Solo dopo aver ricevuto la lettera nel novembre 2020, l’azienda è venuta a conoscenza della “cosiddetta sanzione amministrativa”, pari a 373.670 euro.
Tali sanzioni amministrative possono raggiungere un massimo di 5 milioni di euro
.
Questo meccanismo giuridico non fungeva solo da deterrente, ma puniva anche chiunque non si fosse conformato alle relative norme.
Anche l’Avvocato dello Stato ha ammesso che la decisione dell’AIFU poteva avere “gravi effetti” sull’azienda, ha osservato il giudice, sottolineando che una sanzione amministrativa eccessiva poteva essere inflitta “forse anche ingiustamente” per una “violazione non così significativa”.

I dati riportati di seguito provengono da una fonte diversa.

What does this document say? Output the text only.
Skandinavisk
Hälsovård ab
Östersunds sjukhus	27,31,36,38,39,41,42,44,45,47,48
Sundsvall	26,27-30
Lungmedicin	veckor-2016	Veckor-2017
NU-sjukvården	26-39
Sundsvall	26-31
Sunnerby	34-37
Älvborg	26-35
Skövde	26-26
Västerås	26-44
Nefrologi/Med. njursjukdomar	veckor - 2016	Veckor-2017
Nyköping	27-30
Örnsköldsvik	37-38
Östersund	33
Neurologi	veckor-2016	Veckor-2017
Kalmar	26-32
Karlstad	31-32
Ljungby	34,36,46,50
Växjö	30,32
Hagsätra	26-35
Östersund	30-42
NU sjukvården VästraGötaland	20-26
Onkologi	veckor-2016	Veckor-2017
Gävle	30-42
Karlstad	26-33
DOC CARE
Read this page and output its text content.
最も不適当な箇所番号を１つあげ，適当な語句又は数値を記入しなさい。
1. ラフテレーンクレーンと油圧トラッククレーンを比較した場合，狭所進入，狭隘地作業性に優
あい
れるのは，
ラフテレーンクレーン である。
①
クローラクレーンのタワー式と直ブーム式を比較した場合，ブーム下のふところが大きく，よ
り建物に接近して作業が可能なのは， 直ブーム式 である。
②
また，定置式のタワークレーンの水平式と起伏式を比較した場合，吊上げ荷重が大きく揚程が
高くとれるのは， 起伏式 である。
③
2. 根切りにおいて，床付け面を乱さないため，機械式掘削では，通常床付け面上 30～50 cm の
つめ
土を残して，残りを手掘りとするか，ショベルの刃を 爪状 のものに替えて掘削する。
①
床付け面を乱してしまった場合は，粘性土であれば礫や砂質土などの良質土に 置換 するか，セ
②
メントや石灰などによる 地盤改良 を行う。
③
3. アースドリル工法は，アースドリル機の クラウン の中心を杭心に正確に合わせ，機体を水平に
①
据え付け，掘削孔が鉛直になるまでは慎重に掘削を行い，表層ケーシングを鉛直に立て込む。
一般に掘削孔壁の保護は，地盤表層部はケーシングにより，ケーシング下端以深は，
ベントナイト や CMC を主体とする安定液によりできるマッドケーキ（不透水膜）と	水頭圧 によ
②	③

Per questo motivo, il diritto dei cittadini a un equo processo doveva essere tutelato.
Tuttavia, l’Unità non aveva alcuna colpa, ha proseguito il tribunale, sottolineando che l’AIFU stava semplicemente rispettando le leggi emanate dallo Stato.
Alla luce di tali considerazioni, Insignia ha ottenuto un risarcimento di 10.000 euro per danni morali, a carico dell’Avvocatura dello Stato.
Una volta divenuta definitiva, una copia della decisione doveva essere consegnata al Presidente della Camera dei Deputati.